Arriving by air in KL, and plan to travel to Thailand and Laos. Rather than fly to Bangkok, we are considering the rail option, possibly spending a few days in Penang before continuing north. Would love to hear from anyone who has travelled by rail from Malaysia to Bangkok, or even to Hua Hin (for example), as to their experience. As we know KL well, and will stay there en route back to Australia, we are thinking of taking the train the same day we arrive. We arrive in KL around 12:30pm. Believe the sleeper to Butterworth leaves KL at 23:00hrs, and arrives in Butterworth at 06:30hrs, but not sure if that's still the case.
From what I've read, it seems that one has to change trains at Butterworth, and that the next train north to Thailand leaves at around 14:20hrs. Is this still the case?
Is the border crossing for "foreigners" (Australians, in our case) straightforward? (Assuming adequate time allowance is made for processing passengers at the border.)
Any suggestions and/or advice would be most welcome.
#1 nightowlers has been a member since 20/9/2011. Posts: 10
Check out this site if you haven't already
The Padang Besar border crossing is easy. The train stops, you shuffle off, you get your passport stamped, you get back on. But be aware that you will only get a 15-day visa-exempt entry unless you arrange a proper Thai tourist visa in advance (in Australia, KL, Penang). This gets you a 60-day entry extendable 30 more.
Thanks for your response, Captain Bob. Glad to hear your description of crossing the border by train. Will definitely arrange a proper Thai tourist visa in advance.
Have you travelled from Malaysia to Bangkok by rail? If so, would you recommend it?
#3 nightowlers has been a member since 20/9/2011. Posts: 10
I've done the Butterworth to Bangkok several times and it's fine,better than the bus I think. The food that is sold on the trains is expensive (relatively), as is the beer, so we take our own food & booze!

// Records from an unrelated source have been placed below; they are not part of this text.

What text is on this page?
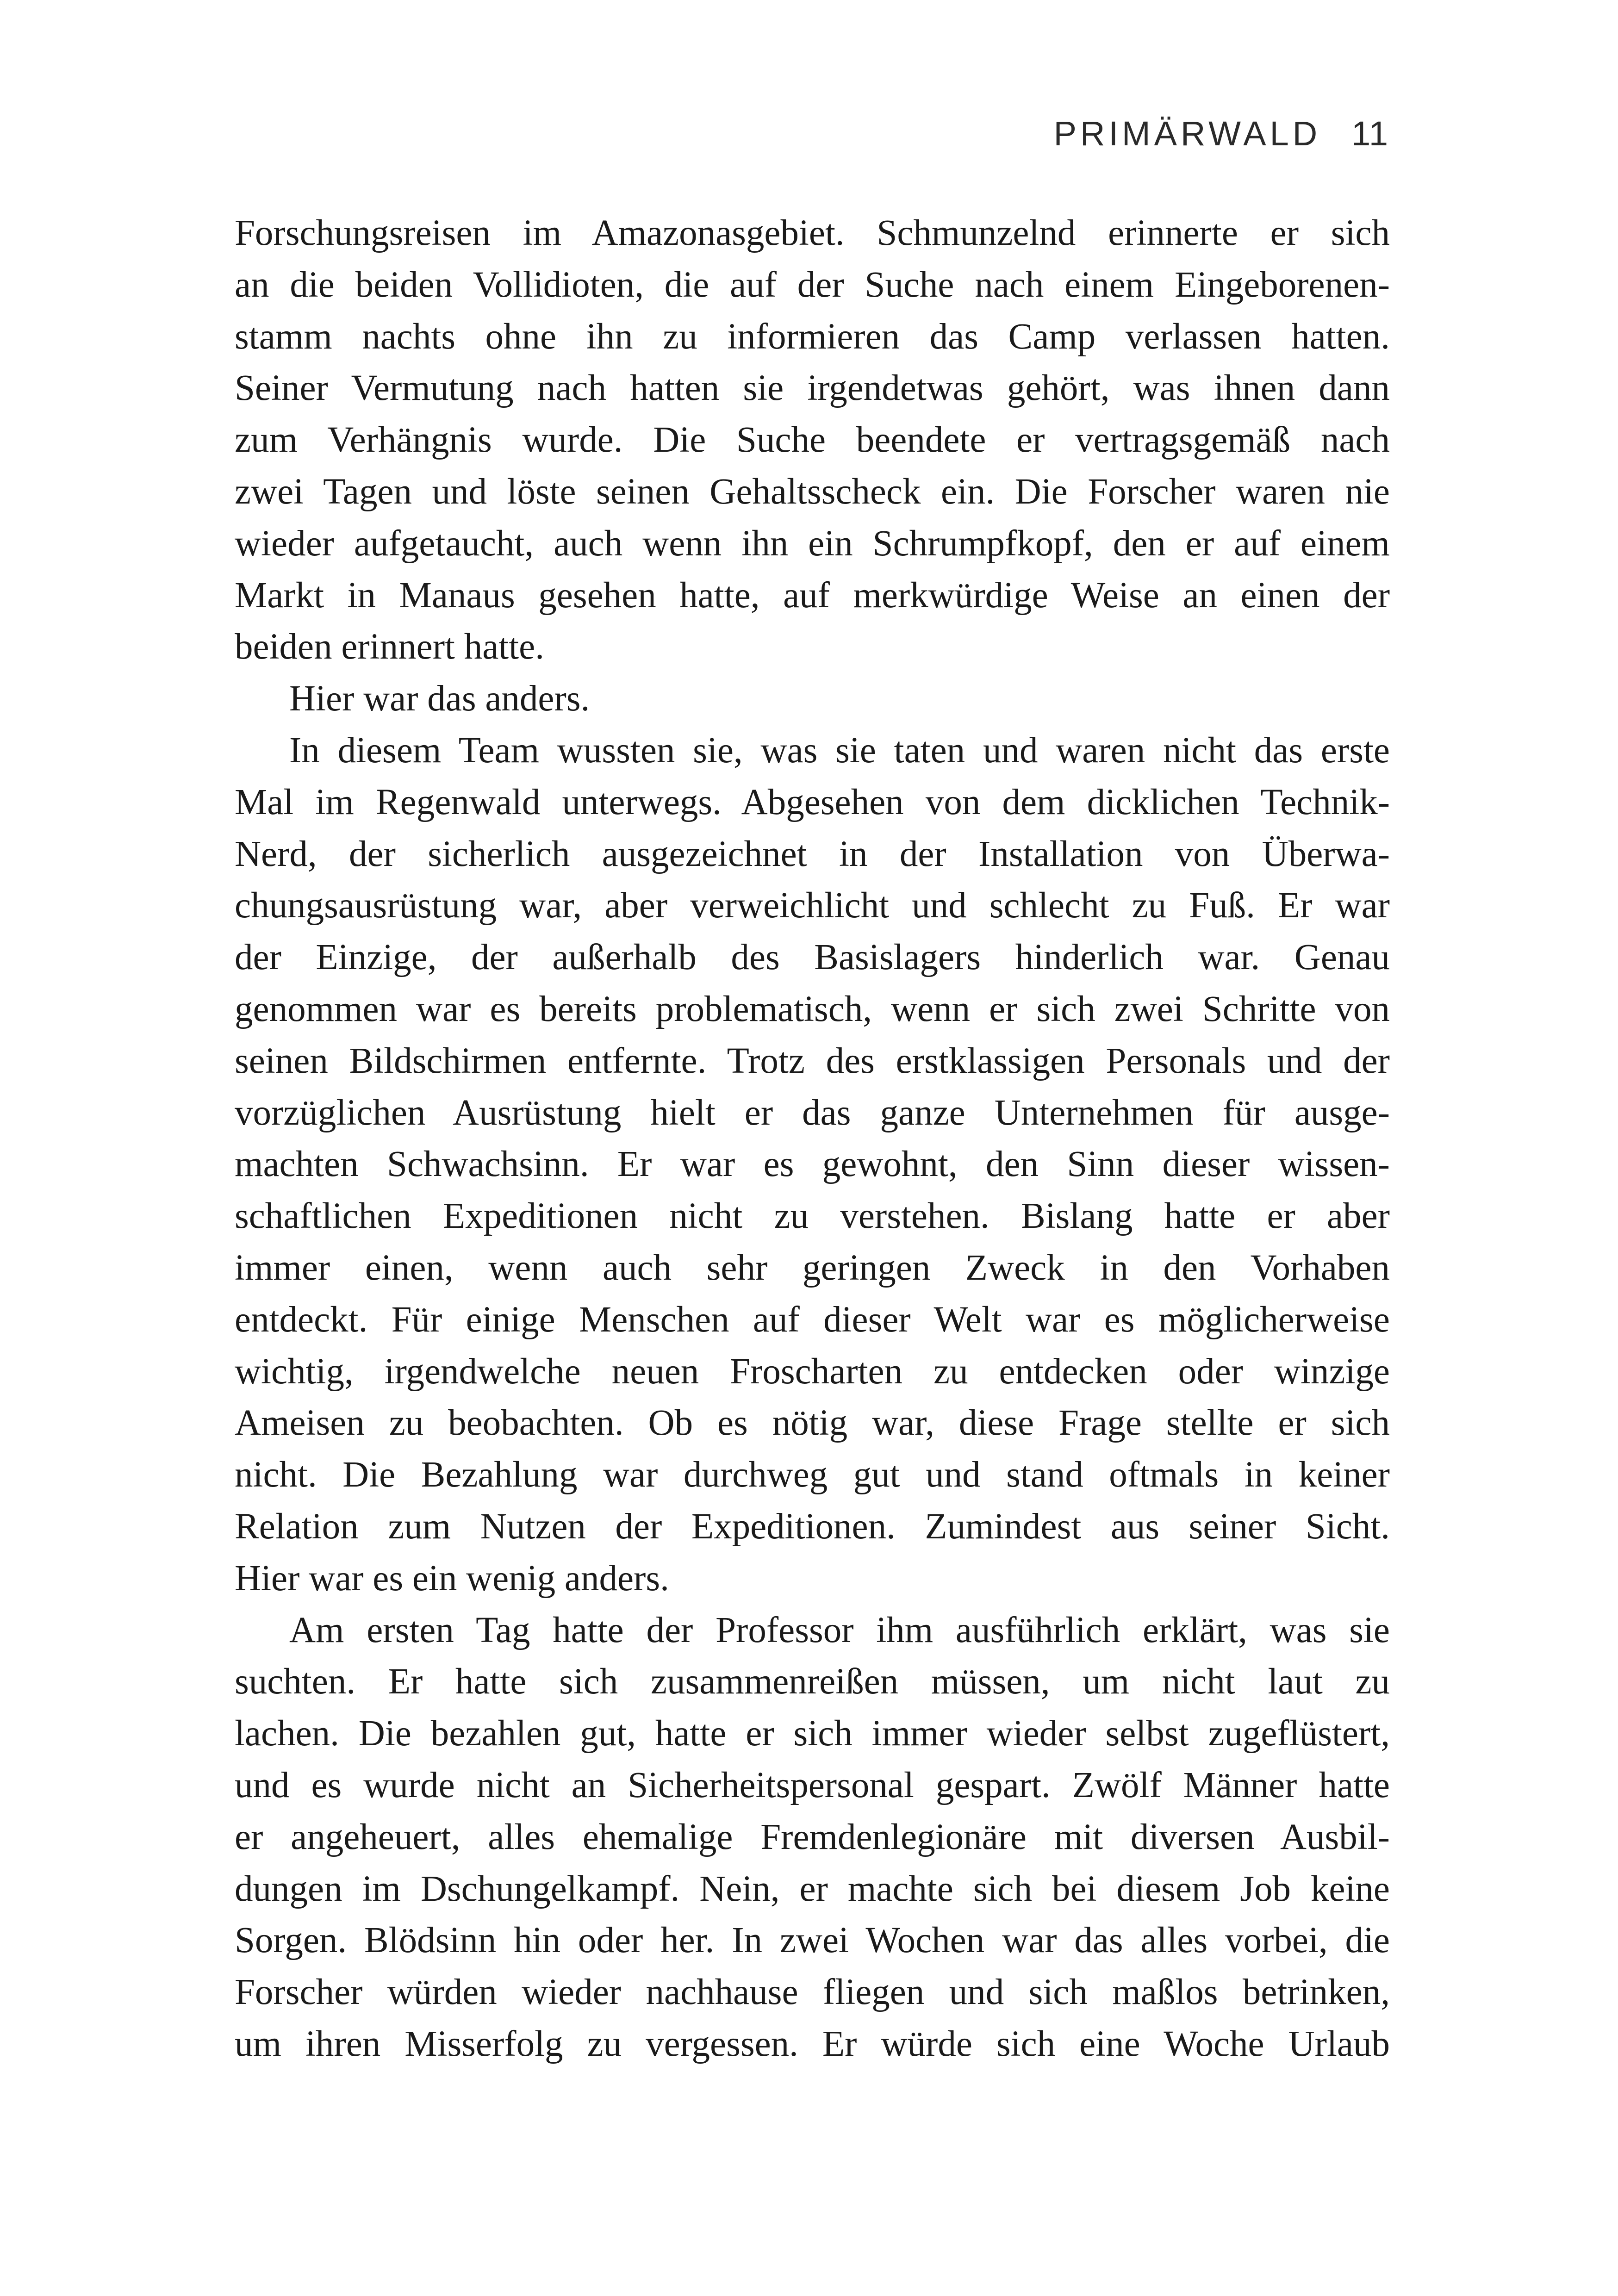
PRIMÄRWALD 11
Forschungsreisen im Amazonasgebiet. Schmunzelnd erinnerte er sich
an die beiden Vollidioten, die auf der Suche nach einem Eingeborenen-
stamm nachts ohne ihn zu informieren das Camp verlassen hatten.
Seiner Vermutung nach hatten sie irgendetwas gehört, was ihnen dann
zum Verhängnis wurde. Die Suche beendete er vertragsgemäß nach
zwei Tagen und löste seinen Gehaltsscheck ein. Die Forscher waren nie
wieder aufgetaucht, auch wenn ihn ein Schrumpfkopf, den er auf einem
Markt in Manaus gesehen hatte, auf merkwürdige Weise an einen der
beiden erinnert hatte.
Hier war das anders.
In diesem Team wussten sie, was sie taten und waren nicht das erste
Mal im Regenwald unterwegs. Abgesehen von dem dicklichen Technik-
Nerd, der sicherlich ausgezeichnet in der Installation von Überwa-
chungsausrüstung war, aber verweichlicht und schlecht zu Fuß. Er war
der Einzige, der außerhalb des Basislagers hinderlich war. Genau
genommen war es bereits problematisch, wenn er sich zwei Schritte von
seinen Bildschirmen entfernte. Trotz des erstklassigen Personals und der
vorzüglichen Ausrüstung hielt er das ganze Unternehmen für ausge-
machten Schwachsinn. Er war es gewohnt, den Sinn dieser wissen-
schaftlichen Expeditionen nicht zu verstehen. Bislang hatte er aber
immer einen, wenn auch sehr geringen Zweck in den Vorhaben
entdeckt. Für einige Menschen auf dieser Welt war es möglicherweise
wichtig, irgendwelche neuen Froscharten zu entdecken oder winzige
Ameisen zu beobachten. Ob es nötig war, diese Frage stellte er sich
nicht. Die Bezahlung war durchweg gut und stand oftmals in keiner
Relation zum Nutzen der Expeditionen. Zumindest aus seiner Sicht.
Hier war es ein wenig anders.
Am ersten Tag hatte der Professor ihm ausführlich erklärt, was sie
suchten. Er hatte sich zusammenreißen müssen, um nicht laut zu
lachen. Die bezahlen gut, hatte er sich immer wieder selbst zugeflüstert,
und es wurde nicht an Sicherheitspersonal gespart. Zwölf Männer hatte
er angeheuert, alles ehemalige Fremdenlegionäre mit diversen Ausbil-
dungen im Dschungelkampf. Nein, er machte sich bei diesem Job keine
Sorgen. Blödsinn hin oder her. In zwei Wochen war das alles vorbei, die
Forscher würden wieder nachhause fliegen und sich maßlos betrinken,
um ihren Misserfolg zu vergessen. Er würde sich eine Woche Urlaub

If you haven't travelled on the trains before it works something like this (at least in 2nd class): Two seats face each other with a table between them the length of the coach. Around 9 pm the guard converts the seats into an upper & lower berth, so you have to go to bed around 9pm! You really want to book an upper & lower berth (rather than 2 lower) that way you will sit together, where as if you choose 2 lower berths then you may have to sit in 2 seperate seating areas if the train is full. Anyway, it's very easy and a great way to travel!!
I have done the other direction Bangkok to Singapore a few years ago. Only the cheap seats were available on short notice from Bangkok to Hat Yai . I stayed in Butterworth overnight pretty close to the train station. (I had been to Penang and Hatyai previously.) Hat Yai might be another place to stay overnight. I used the Kings Hotel not far from the train station in Hat Yai.

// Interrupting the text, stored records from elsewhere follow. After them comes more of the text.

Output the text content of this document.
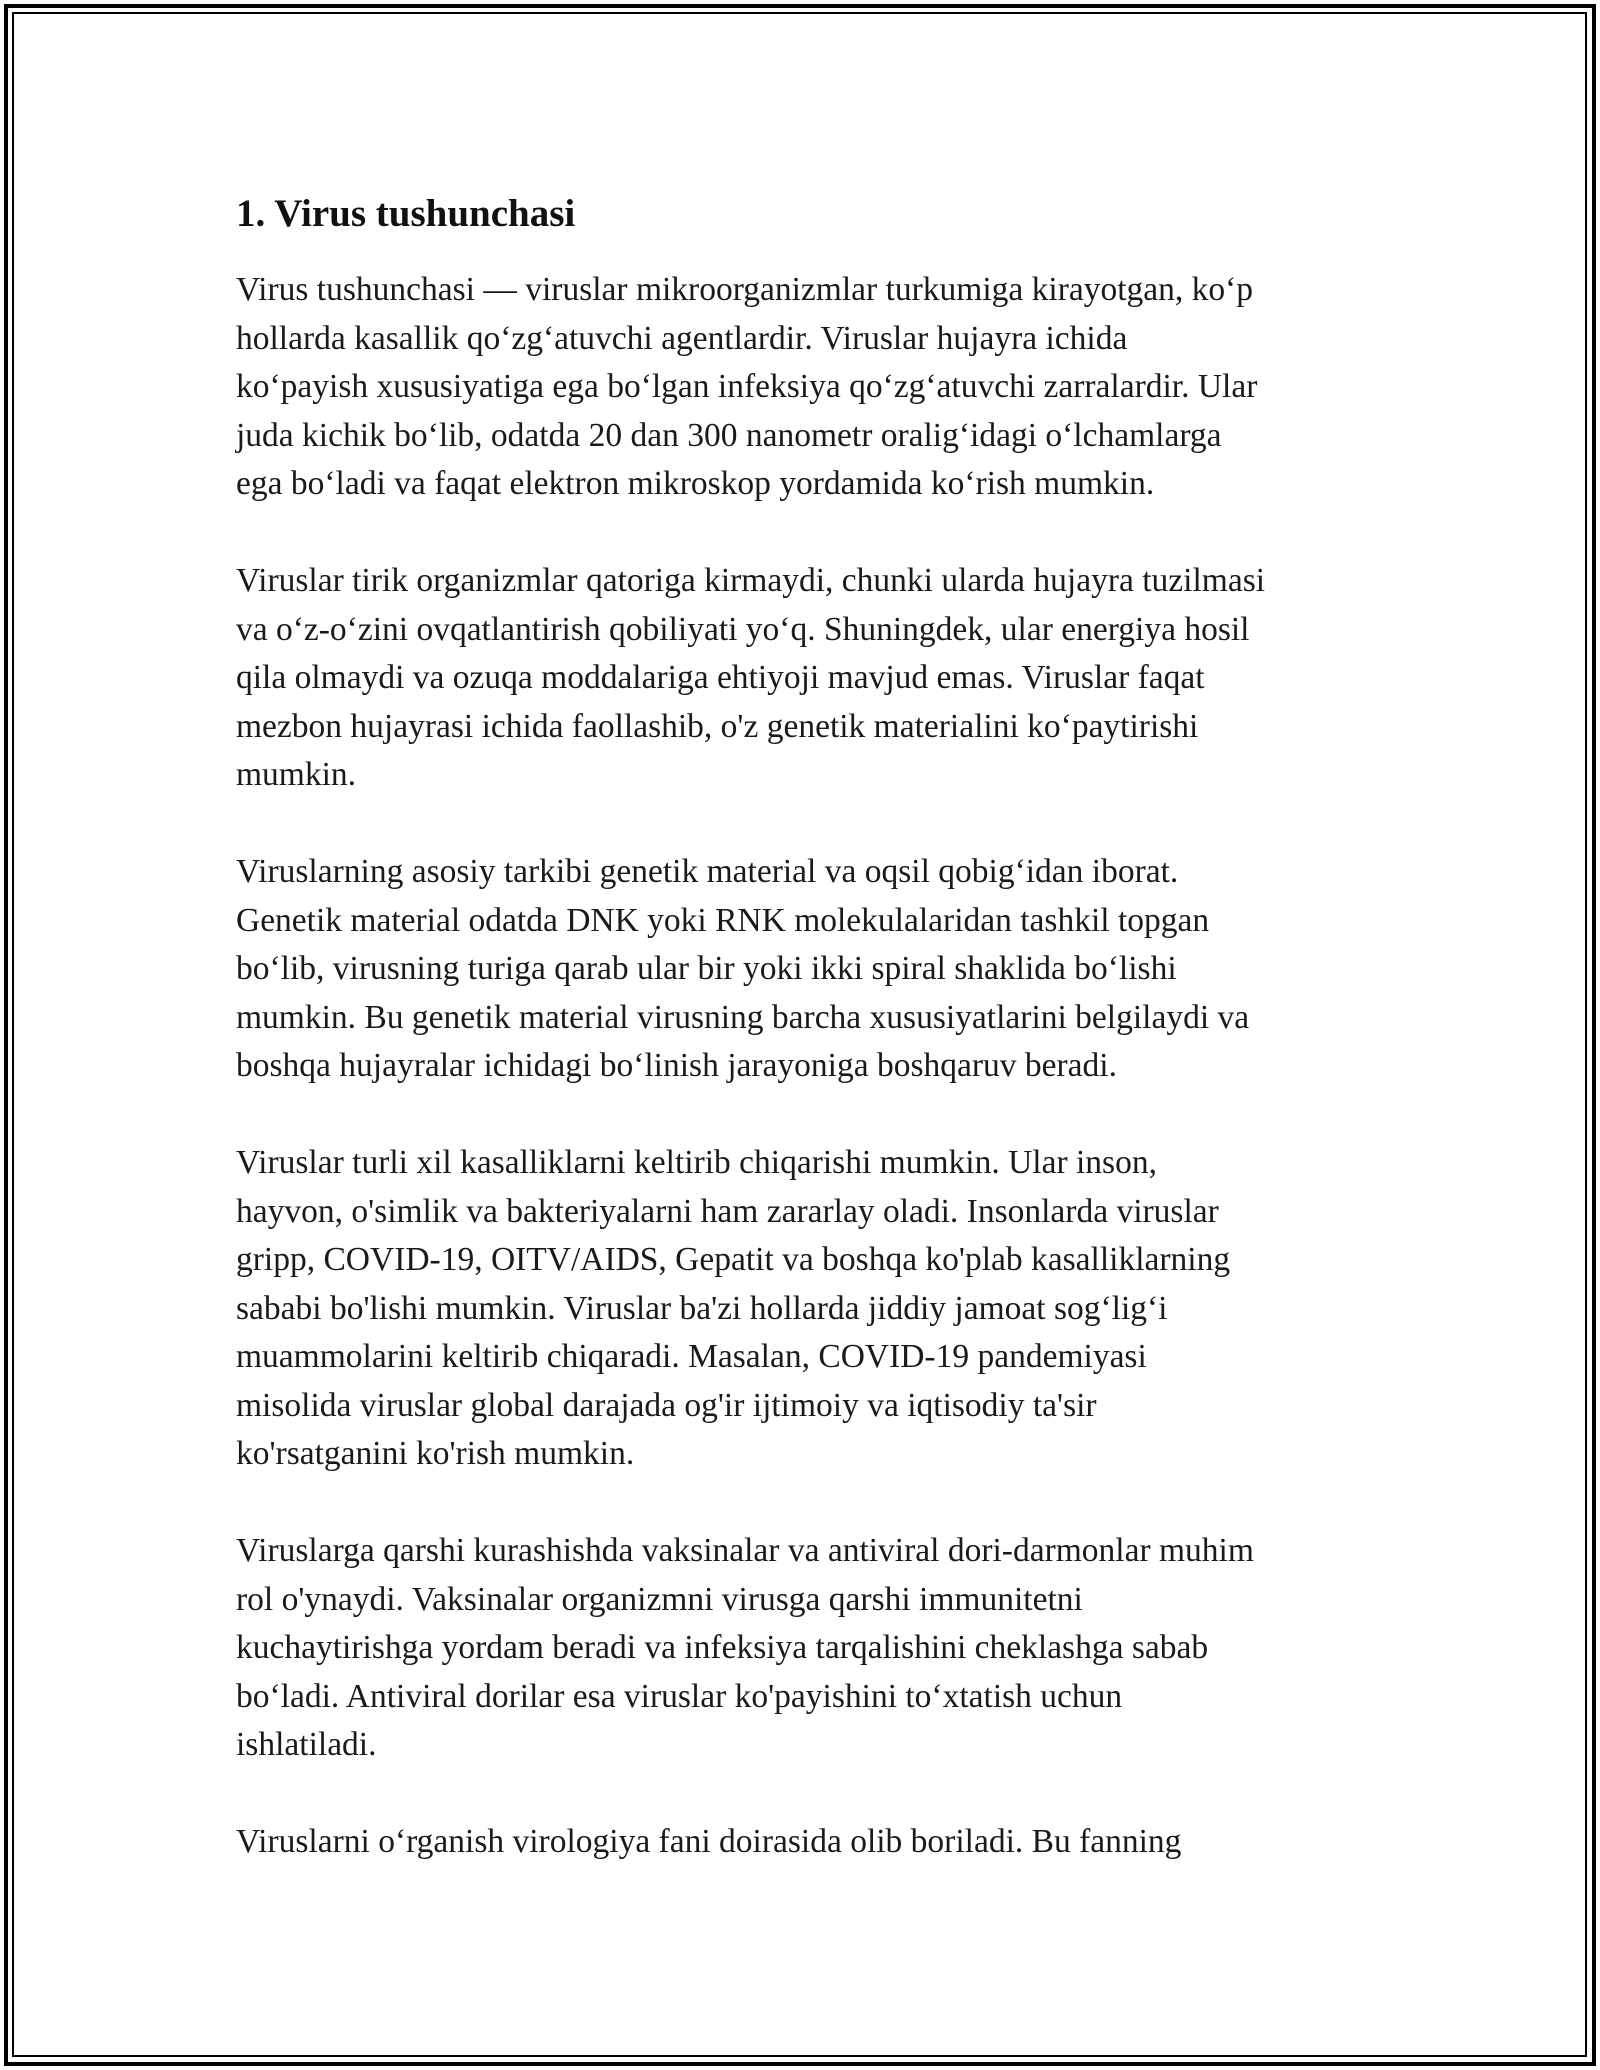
1. Virus tushunchasi

Virus tushunchasi — viruslar mikroorganizmlar turkumiga kirayotgan, koʻp
hollarda kasallik qoʻzgʻatuvchi agentlardir. Viruslar hujayra ichida
koʻpayish xususiyatiga ega boʻlgan infeksiya qoʻzgʻatuvchi zarralardir. Ular
juda kichik boʻlib, odatda 20 dan 300 nanometr oraligʻidagi oʻlchamlarga
ega boʻladi va faqat elektron mikroskop yordamida koʻrish mumkin.

Viruslar tirik organizmlar qatoriga kirmaydi, chunki ularda hujayra tuzilmasi
va oʻz-oʻzini ovqatlantirish qobiliyati yoʻq. Shuningdek, ular energiya hosil
qila olmaydi va ozuqa moddalariga ehtiyoji mavjud emas. Viruslar faqat
mezbon hujayrasi ichida faollashib, o'z genetik materialini koʻpaytirishi
mumkin.

Viruslarning asosiy tarkibi genetik material va oqsil qobigʻidan iborat.
Genetik material odatda DNK yoki RNK molekulalaridan tashkil topgan
boʻlib, virusning turiga qarab ular bir yoki ikki spiral shaklida boʻlishi
mumkin. Bu genetik material virusning barcha xususiyatlarini belgilaydi va
boshqa hujayralar ichidagi boʻlinish jarayoniga boshqaruv beradi.

Viruslar turli xil kasalliklarni keltirib chiqarishi mumkin. Ular inson,
hayvon, o'simlik va bakteriyalarni ham zararlay oladi. Insonlarda viruslar
gripp, COVID-19, OITV/AIDS, Gepatit va boshqa ko'plab kasalliklarning
sababi bo'lishi mumkin. Viruslar ba'zi hollarda jiddiy jamoat sogʻligʻi
muammolarini keltirib chiqaradi. Masalan, COVID-19 pandemiyasi
misolida viruslar global darajada og'ir ijtimoiy va iqtisodiy ta'sir
ko'rsatganini ko'rish mumkin.

Viruslarga qarshi kurashishda vaksinalar va antiviral dori-darmonlar muhim
rol o'ynaydi. Vaksinalar organizmni virusga qarshi immunitetni
kuchaytirishga yordam beradi va infeksiya tarqalishini cheklashga sabab
boʻladi. Antiviral dorilar esa viruslar ko'payishini toʻxtatish uchun
ishlatiladi.

Viruslarni oʻrganish virologiya fani doirasida olib boriladi. Bu fanning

The ride is long and often pretty noisy. But I prefer a train to a bus because I can get up and stretch out a bum leg. On the Malaysian portion no free snacks - no blanket either. I didn't find the chicken and rice dishes too expensive in the food car. On the Thai portion, in the cheap seats, snacks and beverages were free. Thin blankets were handed out. I had First Class seating from Butterworth to Singapore. These seats were something like business class seats on a plane.
Bring a thin jacket or at least a shirt with long sleeves because at times with the A/C on it can be a little chilly. Bring books to read. A few snacks may come in handy. I always keep my bags locked on planes, trains and buses.
A good part of my travel was at night. Not much to see at night. During the daylight you could see the backsides of dumps, factories and junkyards. Occasionally you see something nice out the window but not often enough. Another potential stopover place in Thailand might be Surat Thani.
If you want a sleeper car book early, especially near holidays.
#5 sirhalberd has been a member since 30/12/2007. Posts: 295
Thanks for your responses. Some great tips. Much appreciated.
Looks like we'll have to re-think our plans now, since I found out that if we travel overland into Thailand, we'll only be issued a 15 day visa. If we fly into Bangkok from KL, we'll be given 30 days and won't require a visa. Cannot believe this law, but what can you do? You'd think the Thai government would want to encourage tourists to stay for more than 15 days.
Heard that the visa exemption period for Aussies was still 30 days, but had no idea that you had to fly in to Thailand to be granted that privilege. Seeing that the 15 day rule has been in for three years, I guess the Thai government won't revert to 30 days within the near future.
Does anyone have up-to-date information on the visa situation?
Thanks again for your response and suggestions.
#6 nightowlers has been a member since 20/9/2011. Posts: 10
You can read this very long thread about visa exemption etc. on the
In short, I can't see the 15-day thing being reversed anytime soon, although there will be a new Thai Immigration Commissioner appointed on October 1, 2011
One can always hope (although this policy is handled by the Ministry of Foreign Affairs) but meanwhile as I wrote above if you want a longer stay get a Thai visa in advance (or you can fly in for 30 days).